DOES CONJUGATION RELATE ANTITONE AND BYPASS?

The strategy known as "The Conjugacy Principle", the mathematical operation known as conjugation -- the primary determination in quantics -- perhaps began in group theory.
A group is

a set of elements,
an operation on each element ("multiplication", often simply concatenation),
constraints such that

the set be closed under this operation (sameness of type, "All in the Family"),
and every element have an inverse such that their "product" is the identity of the group.
Any subset of a group compliying with these constraints constitutes a subgroup -- including (trivially) the group itself, on the one hand, and the Identity alone, on the other.
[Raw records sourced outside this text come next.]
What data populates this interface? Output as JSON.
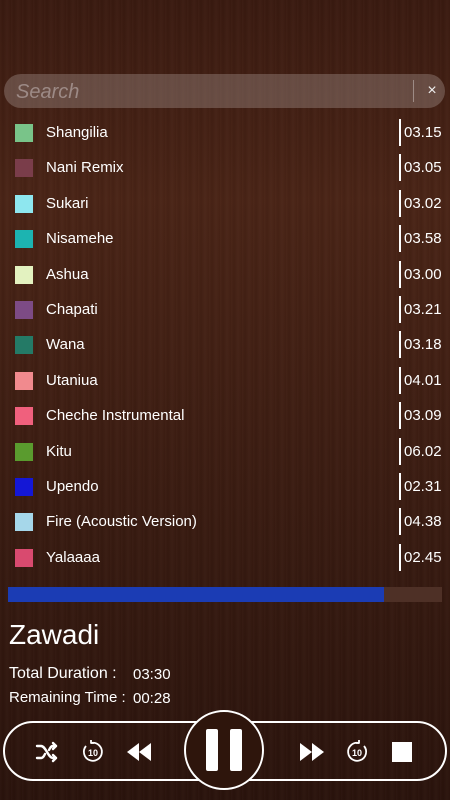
{
  "search": {
    "placeholder": "Search",
    "value": "",
    "clear_icon": "×"
  },
  "tracks": [
    {
      "title": "Shangilia",
      "duration": "03.15",
      "color": "#79c489"
    },
    {
      "title": "Nani Remix",
      "duration": "03.05",
      "color": "#7a3d4a"
    },
    {
      "title": "Sukari",
      "duration": "03.02",
      "color": "#8ee7ef"
    },
    {
      "title": "Nisamehe",
      "duration": "03.58",
      "color": "#1cb4b1"
    },
    {
      "title": "Ashua",
      "duration": "03.00",
      "color": "#e3f2c0"
    },
    {
      "title": "Chapati",
      "duration": "03.21",
      "color": "#7d4b85"
    },
    {
      "title": "Wana",
      "duration": "03.18",
      "color": "#247a66"
    },
    {
      "title": "Utaniua",
      "duration": "04.01",
      "color": "#f18a8e"
    },
    {
      "title": "Cheche Instrumental",
      "duration": "03.09",
      "color": "#f0607d"
    },
    {
      "title": "Kitu",
      "duration": "06.02",
      "color": "#5a9b2e"
    },
    {
      "title": "Upendo",
      "duration": "02.31",
      "color": "#1417d6"
    },
    {
      "title": "Fire (Acoustic Version)",
      "duration": "04.38",
      "color": "#a6d7ea"
    },
    {
      "title": "Yalaaaa",
      "duration": "02.45",
      "color": "#d94a6f"
    }
  ],
  "player": {
    "progress_fraction": 0.866,
    "now_playing": "Zawadi",
    "total_duration_label": "Total Duration :",
    "total_duration": "03:30",
    "remaining_time_label": "Remaining Time :",
    "remaining_time": "00:28",
    "progress_color": "#1b3cb4"
  },
  "controls": {
    "icons": [
      "shuffle-icon",
      "rewind-10-icon",
      "previous-icon",
      "pause-icon",
      "next-icon",
      "forward-10-icon",
      "stop-icon"
    ],
    "skip_seconds": "10"
  }
}
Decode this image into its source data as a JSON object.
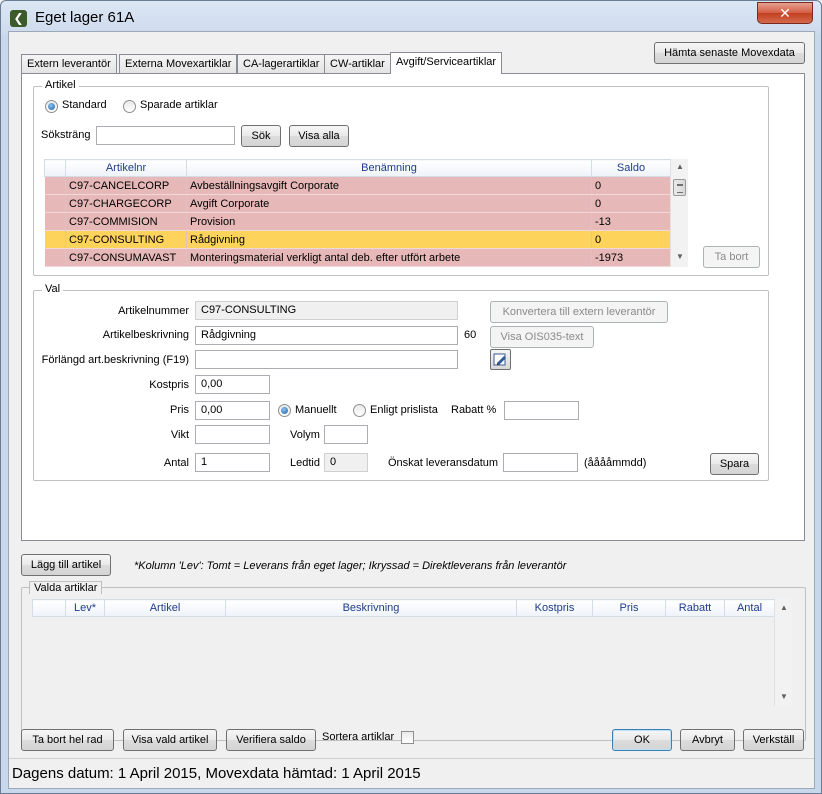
{
  "window": {
    "title": "Eget lager 61A",
    "close_glyph": "✕",
    "app_icon": "back-arrow-icon"
  },
  "header": {
    "fetch_button": "Hämta senaste Movexdata"
  },
  "tabs": [
    {
      "label": "Extern leverantör"
    },
    {
      "label": "Externa Movexartiklar"
    },
    {
      "label": "CA-lagerartiklar"
    },
    {
      "label": "CW-artiklar"
    },
    {
      "label": "Avgift/Serviceartiklar"
    }
  ],
  "artikel": {
    "legend": "Artikel",
    "radio_standard": "Standard",
    "radio_saved": "Sparade artiklar",
    "search_label": "Söksträng",
    "search_value": "",
    "search_button": "Sök",
    "show_all_button": "Visa alla",
    "delete_button": "Ta bort",
    "columns": {
      "artikelnr": "Artikelnr",
      "benamning": "Benämning",
      "saldo": "Saldo"
    },
    "rows": [
      {
        "artikelnr": "C97-CANCELCORP",
        "benamning": "Avbeställningsavgift Corporate",
        "saldo": "0"
      },
      {
        "artikelnr": "C97-CHARGECORP",
        "benamning": "Avgift Corporate",
        "saldo": "0"
      },
      {
        "artikelnr": "C97-COMMISION",
        "benamning": "Provision",
        "saldo": "-13"
      },
      {
        "artikelnr": "C97-CONSULTING",
        "benamning": "Rådgivning",
        "saldo": "0"
      },
      {
        "artikelnr": "C97-CONSUMAVAST",
        "benamning": "Monteringsmaterial verkligt antal deb. efter utfört arbete",
        "saldo": "-1973"
      }
    ]
  },
  "val": {
    "legend": "Val",
    "artikelnummer_label": "Artikelnummer",
    "artikelnummer_value": "C97-CONSULTING",
    "convert_button": "Konvertera till extern leverantör",
    "beskrivning_label": "Artikelbeskrivning",
    "beskrivning_value": "Rådgivning",
    "beskrivning_maxlen": "60",
    "ois_button": "Visa OIS035-text",
    "forlangd_label": "Förlängd art.beskrivning (F19)",
    "forlangd_value": "",
    "kostpris_label": "Kostpris",
    "kostpris_value": "0,00",
    "pris_label": "Pris",
    "pris_value": "0,00",
    "radio_manuellt": "Manuellt",
    "radio_prislista": "Enligt prislista",
    "rabatt_label": "Rabatt %",
    "rabatt_value": "",
    "vikt_label": "Vikt",
    "vikt_value": "",
    "volym_label": "Volym",
    "volym_value": "",
    "antal_label": "Antal",
    "antal_value": "1",
    "ledtid_label": "Ledtid",
    "ledtid_value": "0",
    "leveransdatum_label": "Önskat leveransdatum",
    "leveransdatum_value": "",
    "date_format": "(ååååmmdd)",
    "save_button": "Spara"
  },
  "bottom": {
    "add_button": "Lägg till artikel",
    "note": "*Kolumn 'Lev': Tomt = Leverans från eget lager; Ikryssad = Direktleverans från leverantör",
    "selected_legend": "Valda artiklar",
    "columns": {
      "lev": "Lev*",
      "artikel": "Artikel",
      "beskrivning": "Beskrivning",
      "kostpris": "Kostpris",
      "pris": "Pris",
      "rabatt": "Rabatt",
      "antal": "Antal"
    },
    "delete_row_button": "Ta bort hel rad",
    "show_selected_button": "Visa vald artikel",
    "verify_button": "Verifiera saldo",
    "sort_label": "Sortera artiklar",
    "ok_button": "OK",
    "cancel_button": "Avbryt",
    "execute_button": "Verkställ"
  },
  "status": {
    "text": "Dagens datum: 1 April 2015, Movexdata hämtad: 1 April 2015"
  },
  "colors": {
    "row_red": "#e6b8b8",
    "row_selected": "#fdd35c",
    "header_text": "#1f3c88"
  }
}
Then conjugacy applies to subgroups.
Given group G, with elements d, e, ..., such that d^-1 the inverse of of d, with concatenation as group operation. And consider the result:
ded^-1 = f
If the result, f is also in the group, then e,f are said to be mutual conjugates. As an equivalence relation (with properties of reflexivity, symmetry, transitivity), conjugacy partitions a group into equivalence classes.
This can be readily graphed as
--------f---------> | ^ e | | | | ded^-1 | | ---------de------->
The Principle of Comjugacy applies in different forms in different fields and as "bypass" (the name and notion of Canadian mathematician, Z. A. Melzak) provides perhaps the most powerful means we have for invention and information research.
Applied to matrices and vectors, it determines the eigenvalues and eignvectors of a given vector. These are "fixpoints" of the vector: conjugation applied to them results in no change. The resultant matrix has all zero entries except for the diagonal, so that the "determinant" of the matrix is easily calculated.
When the vector represents a wave function in quantics, this results in probabilities for the measures of the wave vector, providing the primary result in quantics.
Clearly, when the graph above is collapsed, it becomes an antitone.
So the primary algorithm in quantics is antitonic.